Waiver of confidentiality:  You understand if this account is submitted to an attorney or collection agency, if we have to litigate in court, or if your past due status is reported to a credit reporting agency, the fact that you received treatment at our office may become a matter of public record.

Divorce: In case of divorce or separation, the party responsible for the account prior to the divorce or separation remains responsible for the account.  After a divorce or separation, the parent authorizing treatment for a child will be the parent responsible for those subsequent charges.  If the divorce decree requires the other parent to pay all or part of the treatment costs, it is the authorizing parent’s responsibility to collect from the other parent.

Transferring of Records:  You will need to request in writing, and pay a reasonable copying fee if you want to have copies of your records sent to another doctor or organization. The amount of the fee is dependent on the number of pages we need to copy.  You authorize us to include all relevant information, including your payment history.  If you are requesting your records to be transferred from another doctor or organization to us, you authorize us to receive all relevant information, including your payment history.

Workers Compensation:  We require written approval/authorization by your employer and/or worker’s compensation carrier prior to your initial visit.  If your claim is denied, you will be responsible for payment in full.
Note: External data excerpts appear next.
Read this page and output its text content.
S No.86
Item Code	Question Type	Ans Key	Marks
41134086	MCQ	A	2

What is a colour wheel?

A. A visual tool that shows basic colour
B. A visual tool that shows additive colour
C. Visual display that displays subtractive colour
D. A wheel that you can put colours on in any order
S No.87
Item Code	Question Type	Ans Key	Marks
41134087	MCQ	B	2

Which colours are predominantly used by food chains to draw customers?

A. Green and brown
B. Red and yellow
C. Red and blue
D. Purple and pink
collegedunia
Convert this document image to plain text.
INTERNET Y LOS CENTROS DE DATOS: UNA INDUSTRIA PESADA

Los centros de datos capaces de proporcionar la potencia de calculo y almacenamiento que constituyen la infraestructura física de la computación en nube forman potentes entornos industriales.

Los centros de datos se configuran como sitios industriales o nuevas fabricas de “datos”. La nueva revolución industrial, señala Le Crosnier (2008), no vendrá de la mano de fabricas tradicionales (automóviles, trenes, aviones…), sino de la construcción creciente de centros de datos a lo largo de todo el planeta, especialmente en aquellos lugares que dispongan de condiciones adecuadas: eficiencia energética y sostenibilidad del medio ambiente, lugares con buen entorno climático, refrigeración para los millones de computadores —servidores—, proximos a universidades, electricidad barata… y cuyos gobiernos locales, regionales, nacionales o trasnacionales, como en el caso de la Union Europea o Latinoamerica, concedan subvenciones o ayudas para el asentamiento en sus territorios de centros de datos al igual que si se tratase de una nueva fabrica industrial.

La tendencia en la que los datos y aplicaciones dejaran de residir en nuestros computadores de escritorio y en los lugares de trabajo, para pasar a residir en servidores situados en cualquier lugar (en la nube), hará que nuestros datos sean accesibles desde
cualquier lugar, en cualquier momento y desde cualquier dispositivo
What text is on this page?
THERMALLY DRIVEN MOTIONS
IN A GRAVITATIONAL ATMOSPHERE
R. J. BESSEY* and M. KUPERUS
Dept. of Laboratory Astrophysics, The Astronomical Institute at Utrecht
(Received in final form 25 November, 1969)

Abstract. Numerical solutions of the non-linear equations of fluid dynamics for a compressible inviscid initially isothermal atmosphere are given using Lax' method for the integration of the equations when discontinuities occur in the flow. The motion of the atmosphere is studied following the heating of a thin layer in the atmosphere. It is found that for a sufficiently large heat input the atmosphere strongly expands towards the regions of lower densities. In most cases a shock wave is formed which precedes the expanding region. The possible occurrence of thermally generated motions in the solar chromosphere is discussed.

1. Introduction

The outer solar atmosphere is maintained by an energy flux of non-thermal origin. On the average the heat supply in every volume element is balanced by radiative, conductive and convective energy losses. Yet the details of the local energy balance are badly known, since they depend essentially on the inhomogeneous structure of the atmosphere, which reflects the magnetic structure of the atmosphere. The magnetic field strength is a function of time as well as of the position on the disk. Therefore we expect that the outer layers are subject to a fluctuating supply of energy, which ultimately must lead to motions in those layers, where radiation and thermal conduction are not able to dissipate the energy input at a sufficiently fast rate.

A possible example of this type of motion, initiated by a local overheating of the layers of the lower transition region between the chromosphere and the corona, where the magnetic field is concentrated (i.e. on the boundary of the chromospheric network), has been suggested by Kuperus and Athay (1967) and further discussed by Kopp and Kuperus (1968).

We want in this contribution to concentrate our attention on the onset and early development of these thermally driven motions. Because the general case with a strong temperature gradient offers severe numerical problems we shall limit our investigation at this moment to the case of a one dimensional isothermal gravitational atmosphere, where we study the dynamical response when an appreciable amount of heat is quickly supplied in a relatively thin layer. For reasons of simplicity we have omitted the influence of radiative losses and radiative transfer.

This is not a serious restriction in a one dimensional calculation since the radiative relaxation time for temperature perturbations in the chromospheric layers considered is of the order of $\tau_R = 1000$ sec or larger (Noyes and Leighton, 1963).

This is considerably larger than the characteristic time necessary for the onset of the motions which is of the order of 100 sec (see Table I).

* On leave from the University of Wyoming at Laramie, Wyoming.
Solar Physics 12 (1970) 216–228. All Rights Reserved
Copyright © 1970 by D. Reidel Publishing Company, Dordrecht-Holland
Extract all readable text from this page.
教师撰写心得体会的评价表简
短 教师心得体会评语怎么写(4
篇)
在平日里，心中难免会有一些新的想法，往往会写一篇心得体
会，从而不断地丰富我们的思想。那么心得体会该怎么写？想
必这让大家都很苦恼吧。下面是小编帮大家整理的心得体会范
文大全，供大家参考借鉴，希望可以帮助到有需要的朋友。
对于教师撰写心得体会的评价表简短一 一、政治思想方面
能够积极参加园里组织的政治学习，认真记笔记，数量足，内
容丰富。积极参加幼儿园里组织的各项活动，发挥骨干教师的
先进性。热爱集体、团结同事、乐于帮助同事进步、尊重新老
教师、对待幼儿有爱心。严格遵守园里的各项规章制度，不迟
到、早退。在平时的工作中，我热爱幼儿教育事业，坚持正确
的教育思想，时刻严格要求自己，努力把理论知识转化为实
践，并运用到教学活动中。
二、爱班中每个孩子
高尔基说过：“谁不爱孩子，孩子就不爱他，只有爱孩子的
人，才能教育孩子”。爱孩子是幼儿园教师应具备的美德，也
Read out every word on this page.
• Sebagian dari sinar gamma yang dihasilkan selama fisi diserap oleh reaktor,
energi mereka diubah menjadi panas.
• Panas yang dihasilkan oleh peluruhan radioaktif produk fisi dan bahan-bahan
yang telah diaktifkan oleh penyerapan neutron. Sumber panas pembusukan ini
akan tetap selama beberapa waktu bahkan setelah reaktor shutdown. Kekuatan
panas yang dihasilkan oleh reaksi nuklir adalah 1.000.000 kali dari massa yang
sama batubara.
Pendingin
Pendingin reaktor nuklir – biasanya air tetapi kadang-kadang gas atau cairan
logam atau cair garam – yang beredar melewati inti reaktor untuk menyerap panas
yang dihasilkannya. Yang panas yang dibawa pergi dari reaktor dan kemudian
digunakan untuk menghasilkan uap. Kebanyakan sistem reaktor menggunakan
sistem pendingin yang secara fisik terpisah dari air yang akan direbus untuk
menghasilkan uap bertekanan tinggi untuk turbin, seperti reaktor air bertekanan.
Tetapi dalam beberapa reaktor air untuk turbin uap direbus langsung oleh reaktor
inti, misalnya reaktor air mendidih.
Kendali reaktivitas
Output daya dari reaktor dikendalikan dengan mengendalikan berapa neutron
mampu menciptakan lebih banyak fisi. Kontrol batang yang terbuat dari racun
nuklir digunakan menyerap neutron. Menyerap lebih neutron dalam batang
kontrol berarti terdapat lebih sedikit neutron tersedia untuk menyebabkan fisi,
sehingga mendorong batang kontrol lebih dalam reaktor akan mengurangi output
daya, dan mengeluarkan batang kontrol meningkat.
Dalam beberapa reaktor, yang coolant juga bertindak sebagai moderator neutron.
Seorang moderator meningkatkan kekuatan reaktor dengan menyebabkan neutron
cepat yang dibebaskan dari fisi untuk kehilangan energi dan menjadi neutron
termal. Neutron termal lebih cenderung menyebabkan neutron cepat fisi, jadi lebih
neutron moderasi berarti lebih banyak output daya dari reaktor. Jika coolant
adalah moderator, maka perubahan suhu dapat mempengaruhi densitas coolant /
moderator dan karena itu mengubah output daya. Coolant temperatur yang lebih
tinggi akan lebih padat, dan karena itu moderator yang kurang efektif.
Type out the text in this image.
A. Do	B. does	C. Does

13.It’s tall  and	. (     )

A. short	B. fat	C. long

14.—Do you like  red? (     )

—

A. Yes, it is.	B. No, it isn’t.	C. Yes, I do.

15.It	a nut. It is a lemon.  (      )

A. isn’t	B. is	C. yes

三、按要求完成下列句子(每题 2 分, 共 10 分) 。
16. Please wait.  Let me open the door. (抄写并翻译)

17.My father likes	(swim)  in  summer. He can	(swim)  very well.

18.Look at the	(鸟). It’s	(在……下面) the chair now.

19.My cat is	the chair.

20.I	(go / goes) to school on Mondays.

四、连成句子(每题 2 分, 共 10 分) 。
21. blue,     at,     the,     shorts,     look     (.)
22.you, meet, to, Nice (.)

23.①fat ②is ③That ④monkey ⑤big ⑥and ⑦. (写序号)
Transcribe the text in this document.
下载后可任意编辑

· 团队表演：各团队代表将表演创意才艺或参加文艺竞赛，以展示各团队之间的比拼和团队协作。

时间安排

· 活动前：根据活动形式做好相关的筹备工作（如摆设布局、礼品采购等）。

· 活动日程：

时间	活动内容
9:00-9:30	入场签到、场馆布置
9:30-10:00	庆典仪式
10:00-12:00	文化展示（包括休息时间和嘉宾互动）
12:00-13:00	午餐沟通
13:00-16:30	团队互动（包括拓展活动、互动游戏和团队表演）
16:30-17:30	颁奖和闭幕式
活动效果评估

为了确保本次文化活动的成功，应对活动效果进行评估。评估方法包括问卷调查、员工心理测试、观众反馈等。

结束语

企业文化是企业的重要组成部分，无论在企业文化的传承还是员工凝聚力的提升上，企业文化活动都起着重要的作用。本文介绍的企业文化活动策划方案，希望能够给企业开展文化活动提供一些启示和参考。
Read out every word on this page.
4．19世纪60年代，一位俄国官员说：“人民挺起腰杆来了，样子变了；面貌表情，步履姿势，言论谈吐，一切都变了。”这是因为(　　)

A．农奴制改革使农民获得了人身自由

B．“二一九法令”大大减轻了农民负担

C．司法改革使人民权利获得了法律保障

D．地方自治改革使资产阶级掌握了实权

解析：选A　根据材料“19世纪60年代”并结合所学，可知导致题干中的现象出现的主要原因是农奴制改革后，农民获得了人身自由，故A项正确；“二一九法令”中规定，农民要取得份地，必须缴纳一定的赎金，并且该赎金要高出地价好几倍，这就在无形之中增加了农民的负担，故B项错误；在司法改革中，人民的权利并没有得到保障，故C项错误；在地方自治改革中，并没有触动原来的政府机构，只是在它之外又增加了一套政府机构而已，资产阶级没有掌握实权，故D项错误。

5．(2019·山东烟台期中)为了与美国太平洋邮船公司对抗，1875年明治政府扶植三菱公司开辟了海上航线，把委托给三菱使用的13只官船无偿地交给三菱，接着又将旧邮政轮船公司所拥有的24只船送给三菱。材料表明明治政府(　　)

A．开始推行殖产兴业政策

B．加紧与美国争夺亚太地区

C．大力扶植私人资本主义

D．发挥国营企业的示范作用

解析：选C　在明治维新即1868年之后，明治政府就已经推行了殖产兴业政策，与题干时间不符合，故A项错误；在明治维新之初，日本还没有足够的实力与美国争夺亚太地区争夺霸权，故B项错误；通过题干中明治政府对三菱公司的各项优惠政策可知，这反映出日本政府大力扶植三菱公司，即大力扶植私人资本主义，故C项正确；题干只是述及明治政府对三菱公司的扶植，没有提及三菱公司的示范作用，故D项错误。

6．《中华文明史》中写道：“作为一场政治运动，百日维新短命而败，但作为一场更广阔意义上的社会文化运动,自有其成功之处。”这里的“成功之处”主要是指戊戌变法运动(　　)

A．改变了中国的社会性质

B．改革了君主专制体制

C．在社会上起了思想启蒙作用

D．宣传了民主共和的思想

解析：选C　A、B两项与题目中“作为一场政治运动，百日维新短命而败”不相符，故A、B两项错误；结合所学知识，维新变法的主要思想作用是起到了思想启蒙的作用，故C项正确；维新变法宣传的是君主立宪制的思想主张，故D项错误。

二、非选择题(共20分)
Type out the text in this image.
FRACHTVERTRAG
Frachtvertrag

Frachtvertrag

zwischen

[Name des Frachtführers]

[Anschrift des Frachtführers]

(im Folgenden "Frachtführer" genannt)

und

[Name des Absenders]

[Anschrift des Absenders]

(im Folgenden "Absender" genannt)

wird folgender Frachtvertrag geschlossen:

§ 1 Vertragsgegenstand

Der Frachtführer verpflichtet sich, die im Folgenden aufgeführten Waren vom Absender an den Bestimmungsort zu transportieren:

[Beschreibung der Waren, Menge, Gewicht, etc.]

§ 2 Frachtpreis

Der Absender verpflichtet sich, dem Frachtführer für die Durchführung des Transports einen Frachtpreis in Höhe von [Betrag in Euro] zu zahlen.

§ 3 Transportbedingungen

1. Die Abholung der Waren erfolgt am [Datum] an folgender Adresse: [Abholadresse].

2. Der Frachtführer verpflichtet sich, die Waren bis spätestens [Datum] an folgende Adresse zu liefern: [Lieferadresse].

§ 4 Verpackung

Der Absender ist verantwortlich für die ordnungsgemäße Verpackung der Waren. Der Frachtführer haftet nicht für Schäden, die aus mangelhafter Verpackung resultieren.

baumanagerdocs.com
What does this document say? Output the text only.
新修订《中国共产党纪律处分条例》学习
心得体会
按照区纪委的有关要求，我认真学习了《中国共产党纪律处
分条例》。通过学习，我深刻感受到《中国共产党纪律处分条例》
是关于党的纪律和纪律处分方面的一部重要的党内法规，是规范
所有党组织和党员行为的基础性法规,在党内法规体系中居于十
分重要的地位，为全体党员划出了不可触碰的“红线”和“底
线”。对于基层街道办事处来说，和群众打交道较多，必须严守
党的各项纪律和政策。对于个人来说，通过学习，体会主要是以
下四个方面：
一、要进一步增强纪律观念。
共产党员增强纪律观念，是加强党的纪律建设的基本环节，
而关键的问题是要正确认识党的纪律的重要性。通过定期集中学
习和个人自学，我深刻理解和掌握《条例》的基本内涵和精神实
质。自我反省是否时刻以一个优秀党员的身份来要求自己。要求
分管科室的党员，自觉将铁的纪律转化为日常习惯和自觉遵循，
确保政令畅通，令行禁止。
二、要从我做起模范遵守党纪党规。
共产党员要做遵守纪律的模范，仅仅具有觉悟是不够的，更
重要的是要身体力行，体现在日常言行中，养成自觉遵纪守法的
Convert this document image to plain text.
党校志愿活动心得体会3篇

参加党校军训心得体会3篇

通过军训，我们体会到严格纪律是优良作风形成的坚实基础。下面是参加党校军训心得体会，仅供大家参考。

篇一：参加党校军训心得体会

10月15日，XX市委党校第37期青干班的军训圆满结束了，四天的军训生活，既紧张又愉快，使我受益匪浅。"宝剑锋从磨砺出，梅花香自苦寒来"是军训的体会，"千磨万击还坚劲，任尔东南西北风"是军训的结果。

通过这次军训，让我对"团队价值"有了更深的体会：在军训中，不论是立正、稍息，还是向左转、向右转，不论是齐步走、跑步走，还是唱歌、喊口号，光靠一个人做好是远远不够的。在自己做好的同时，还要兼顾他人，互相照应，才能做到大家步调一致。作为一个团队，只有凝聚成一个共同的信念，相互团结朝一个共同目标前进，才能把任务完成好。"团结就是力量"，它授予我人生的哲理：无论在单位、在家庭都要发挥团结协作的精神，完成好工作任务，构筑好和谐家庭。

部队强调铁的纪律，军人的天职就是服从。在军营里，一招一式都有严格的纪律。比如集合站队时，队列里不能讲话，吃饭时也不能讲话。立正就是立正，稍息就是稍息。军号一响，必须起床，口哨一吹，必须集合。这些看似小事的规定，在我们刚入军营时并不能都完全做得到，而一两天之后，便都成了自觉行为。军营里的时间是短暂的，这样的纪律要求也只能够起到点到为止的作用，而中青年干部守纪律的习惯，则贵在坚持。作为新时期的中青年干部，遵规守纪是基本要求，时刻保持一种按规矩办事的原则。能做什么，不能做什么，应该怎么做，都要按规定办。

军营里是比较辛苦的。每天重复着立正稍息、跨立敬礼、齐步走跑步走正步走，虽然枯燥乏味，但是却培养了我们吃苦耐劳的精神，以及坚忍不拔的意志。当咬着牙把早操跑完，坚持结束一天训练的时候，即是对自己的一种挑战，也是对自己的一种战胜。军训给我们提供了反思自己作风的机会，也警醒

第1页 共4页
Personal Injury: If you are being treated as part of a personal injury lawsuit or claim. We require that you allow us to bill your health insurance.  In the absence of insurance, you will be charged the cash rate, which is due at the time of service. Payment of the bill remains the patient’s responsibility.

Missed Appointments and Late Cancellations: Our therapists value your time and request that you value theirs. The first two appointments not kept, cancelled, and/or rescheduled at least 24 hours prior to the scheduled appointment time will be charged $100.00 each. The third and all subsequent appointments not kept, cancelled, and/or rescheduled at least 24 hours prior to the scheduled appointment time will be charged $100.00 each. These charges cannot be billed to your insurance company and will be your responsibility. Missed appointment fees must be paid at the next scheduled appointment.